A vehicle manufacturer can capture the customer within the warranty period – and with the period depending on the aspect (mechanical, body corrosion, high-voltage battery) it can range from 12 months to 8 years. There is a temptation to make the entire vehicle subject to warranty restrictions based on the longest aspect of the policy, setting aside the usual exclusions due to wear and tear.
After the warranty has expired, the vehicle is available to be supported on the open market with parts from vehicle manufacturers, their suppliers, or – infamously – suppliers who copy the general form but little else. Clearly this fragmentation and lack of preferred connection back to the vehicle manufacturer costs them dearly.
Economics also put pressure on manufacturer supplied parts, in that:
- Model introduction pace is at the highest level for decades.
- Those models with a high voltage Li-Ion battery could see a product revision at least one during the production life.
- To make and store parts for the aftermarket for up to 10 years after end of a specific model production is ‘dead’ money until those parts are sold.

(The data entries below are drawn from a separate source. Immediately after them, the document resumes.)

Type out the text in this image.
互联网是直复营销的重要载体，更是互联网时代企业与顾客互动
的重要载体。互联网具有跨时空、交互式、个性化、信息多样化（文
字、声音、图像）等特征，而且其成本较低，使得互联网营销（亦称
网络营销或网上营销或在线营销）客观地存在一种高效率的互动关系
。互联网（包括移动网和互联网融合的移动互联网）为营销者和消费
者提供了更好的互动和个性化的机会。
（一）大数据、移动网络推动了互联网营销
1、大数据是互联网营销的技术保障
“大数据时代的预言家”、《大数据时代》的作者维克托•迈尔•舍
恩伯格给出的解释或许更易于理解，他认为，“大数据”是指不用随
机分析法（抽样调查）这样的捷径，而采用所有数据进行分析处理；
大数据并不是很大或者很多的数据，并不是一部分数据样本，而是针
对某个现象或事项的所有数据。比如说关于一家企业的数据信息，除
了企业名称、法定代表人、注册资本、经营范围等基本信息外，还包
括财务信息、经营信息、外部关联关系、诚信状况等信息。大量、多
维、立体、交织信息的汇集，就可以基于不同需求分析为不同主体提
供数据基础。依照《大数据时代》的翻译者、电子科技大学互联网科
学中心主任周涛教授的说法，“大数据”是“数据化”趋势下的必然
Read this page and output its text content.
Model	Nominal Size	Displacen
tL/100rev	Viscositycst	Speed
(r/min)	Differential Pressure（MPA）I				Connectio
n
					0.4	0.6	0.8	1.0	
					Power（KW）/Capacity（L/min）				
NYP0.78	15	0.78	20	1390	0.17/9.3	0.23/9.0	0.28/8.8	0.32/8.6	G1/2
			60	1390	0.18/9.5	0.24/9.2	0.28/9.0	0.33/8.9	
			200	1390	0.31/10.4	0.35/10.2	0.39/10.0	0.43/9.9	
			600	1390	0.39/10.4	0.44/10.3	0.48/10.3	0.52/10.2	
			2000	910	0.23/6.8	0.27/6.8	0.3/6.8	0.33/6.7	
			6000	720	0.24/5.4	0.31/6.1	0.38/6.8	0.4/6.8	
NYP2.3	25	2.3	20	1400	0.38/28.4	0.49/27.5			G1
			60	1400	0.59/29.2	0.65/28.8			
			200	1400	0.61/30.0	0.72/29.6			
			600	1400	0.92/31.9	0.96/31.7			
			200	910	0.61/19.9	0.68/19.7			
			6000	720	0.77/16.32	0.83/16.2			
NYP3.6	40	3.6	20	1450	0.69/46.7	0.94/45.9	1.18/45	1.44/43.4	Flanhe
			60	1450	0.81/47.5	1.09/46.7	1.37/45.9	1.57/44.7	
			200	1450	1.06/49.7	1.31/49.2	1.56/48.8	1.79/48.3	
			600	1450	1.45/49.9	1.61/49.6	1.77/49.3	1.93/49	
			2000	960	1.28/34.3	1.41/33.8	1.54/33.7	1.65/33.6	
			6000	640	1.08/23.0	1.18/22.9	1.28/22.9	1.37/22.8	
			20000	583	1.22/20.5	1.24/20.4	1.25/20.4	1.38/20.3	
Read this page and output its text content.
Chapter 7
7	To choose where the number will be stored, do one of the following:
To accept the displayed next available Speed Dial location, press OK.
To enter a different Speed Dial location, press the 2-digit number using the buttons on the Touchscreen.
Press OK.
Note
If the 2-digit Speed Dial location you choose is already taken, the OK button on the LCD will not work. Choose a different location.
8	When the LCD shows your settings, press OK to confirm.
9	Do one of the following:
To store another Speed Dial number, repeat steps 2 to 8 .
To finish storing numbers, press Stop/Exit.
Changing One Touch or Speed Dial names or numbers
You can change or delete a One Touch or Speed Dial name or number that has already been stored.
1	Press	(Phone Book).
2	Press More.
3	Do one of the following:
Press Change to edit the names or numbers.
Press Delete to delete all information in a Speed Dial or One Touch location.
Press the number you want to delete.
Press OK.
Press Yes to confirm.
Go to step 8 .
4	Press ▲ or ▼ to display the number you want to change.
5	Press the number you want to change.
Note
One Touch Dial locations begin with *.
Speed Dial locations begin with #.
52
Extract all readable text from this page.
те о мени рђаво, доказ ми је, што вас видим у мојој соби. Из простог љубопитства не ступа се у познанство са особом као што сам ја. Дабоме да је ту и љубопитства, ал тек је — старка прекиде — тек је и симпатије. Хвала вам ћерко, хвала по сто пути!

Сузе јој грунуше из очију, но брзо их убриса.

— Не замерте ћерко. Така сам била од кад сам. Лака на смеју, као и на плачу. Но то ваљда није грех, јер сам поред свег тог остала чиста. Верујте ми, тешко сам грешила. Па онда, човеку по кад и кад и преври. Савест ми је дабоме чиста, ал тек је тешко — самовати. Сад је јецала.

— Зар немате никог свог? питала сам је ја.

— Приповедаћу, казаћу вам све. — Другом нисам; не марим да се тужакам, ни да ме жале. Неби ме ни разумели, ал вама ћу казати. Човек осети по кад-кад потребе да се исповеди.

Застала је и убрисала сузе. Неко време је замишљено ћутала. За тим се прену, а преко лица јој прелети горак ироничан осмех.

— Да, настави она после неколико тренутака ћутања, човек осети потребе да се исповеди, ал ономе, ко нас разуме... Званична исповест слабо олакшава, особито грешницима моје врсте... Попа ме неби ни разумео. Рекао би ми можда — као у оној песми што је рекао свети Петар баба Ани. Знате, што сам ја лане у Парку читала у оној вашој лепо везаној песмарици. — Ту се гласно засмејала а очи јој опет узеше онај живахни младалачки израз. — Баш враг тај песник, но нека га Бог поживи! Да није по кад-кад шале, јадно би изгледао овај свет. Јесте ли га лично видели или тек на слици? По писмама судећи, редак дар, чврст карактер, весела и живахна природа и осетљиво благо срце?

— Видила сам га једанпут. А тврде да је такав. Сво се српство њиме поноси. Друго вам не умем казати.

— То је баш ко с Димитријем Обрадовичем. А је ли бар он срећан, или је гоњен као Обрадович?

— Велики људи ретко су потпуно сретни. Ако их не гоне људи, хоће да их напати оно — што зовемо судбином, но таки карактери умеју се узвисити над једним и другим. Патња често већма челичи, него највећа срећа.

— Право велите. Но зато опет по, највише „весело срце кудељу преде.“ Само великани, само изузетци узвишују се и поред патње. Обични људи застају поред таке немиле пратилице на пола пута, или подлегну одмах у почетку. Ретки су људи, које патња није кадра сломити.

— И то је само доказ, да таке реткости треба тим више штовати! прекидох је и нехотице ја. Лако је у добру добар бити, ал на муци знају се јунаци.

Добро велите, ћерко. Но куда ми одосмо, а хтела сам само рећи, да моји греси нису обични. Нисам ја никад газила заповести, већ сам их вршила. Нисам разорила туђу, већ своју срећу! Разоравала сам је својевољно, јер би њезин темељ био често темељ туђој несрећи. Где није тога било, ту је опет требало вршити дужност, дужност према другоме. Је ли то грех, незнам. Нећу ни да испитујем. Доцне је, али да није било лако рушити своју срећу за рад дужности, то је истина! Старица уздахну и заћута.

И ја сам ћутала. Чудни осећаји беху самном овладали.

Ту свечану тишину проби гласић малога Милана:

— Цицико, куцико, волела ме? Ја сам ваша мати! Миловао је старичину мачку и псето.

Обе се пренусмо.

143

The upshot is manufacturers are, in some cases, cutting back that support to 7 years and now, eve just 5 years. What parts are most vulnerable to this? Mostly the parts required for collision repair.
Big data, Government and ADAS
Against this background we can see Governments around the world think vehicles are a bottomless source of taxation. Easy to smear, easy to single out, easy to punish.
The ‘dream’ is pay per km road charging with full control over who goes where – but the system required to do this, on existing understanding, is 5G and vehicles equipped to autobrake and auto steer. ADAS built to perform to SAE level 2 (full autonomy is SAE level 5) can comply with this, and all newly introduced models in the EU27 for the past 2 years have this feature. When the EU Commission announced the system was switching on this summer, it did not come as a surprise.
Now we go to the core of the argument. Governments was the tax cash, but do not want any liability. Insurers would take care of liability, but consider this is too directly related to the vehicles…. so the vehicle manufacturer takes the liability for system malfunction. Rest assured the debate about who owns the information generated by the system rarely includes the customer (the one who is paying for all of this).
Given the poor behaviour of all involved who refused to accept any risk for the system, we can understand the vehicle manufacturers have to make a commercially based decision about how this situation is managed. Interestingly one of the first manufacturers to do this was Mercedes-Benz.
Why? This was a fresh justification for SAE level 2 ADAS equipped vehicles to remain in the dealer network for far longer than the conventional warranty period.
Contradictory positions
ADAS even at SAE level 3 is driver centric, meaning when all else fails the driver is sitting at the controls with the ability to assume command at any time. They bear ultimate responsibility for their vehicle – a situation understood by Government, insurers and vehicle manufacturers.
If we ever get to SAE level 5 ADAS (full autonomy) there will be no driver, so this situation will change.
In addition, by limiting parts to around 10 years or less after the last production build with some sort of demand that these parts can only come from a vehicle manufacturer enables more rapid change of the vehicle population by purging older vehicles. That purge is underway even though no mandate for ‘vehicle manufacturer parts only’ exists. For SAE Level 5 ADAS it might be the vehicle manufacturer, holding all the liability for the system including third parties – might say use their parts or they’ll walk away from the owner (remember, the customer who pays the bills).
However, as long as there is a driver, liability in part rests with them, so such insistence is not required.
Collision repair parts
Looking beyond the butterfly theory that a single part fitted the wrong way could cause a battery melt-down – I know, it’ll never happen – the whole automotive sector has to be pragmatic.
Parts made by the supplier to a vehicle manufacturer should be identical or near identical. Parts made by other manufacturer suppliers should also have identical or near identical performance. As for glass, much has been done in the ‘shadow’ market to improve quality. There are certainly quality protocols to be enforced to ensure imported glass – mainly the windscreens – meets the required optic quality for CMOS cameras and certain types of head up display (‘HUD’).
Laminated screens can suffer from random varying thickness of glass and interlayer, which can cause ADAS windscreen camera calibration issues. Some types of HUD require a tapered thickness of internal glass (thinner at the top, thicker at the bottom) – the tell-tale if the HUD is of this type is a calibration and adjustment process if it is removed or the windscreen replaced.
The key is third party quality check protocols, at point of import, to ensure those parts are on a par or exceed the manufacturer supplied part. That means organisation such as CLEPA, SMM&T and more need to step up and make this happen. The collision repair market could then be supplied with the best parts at the best prices even bond 10 years after a model finished production.
In a world where ADAS still has a driver, that will work.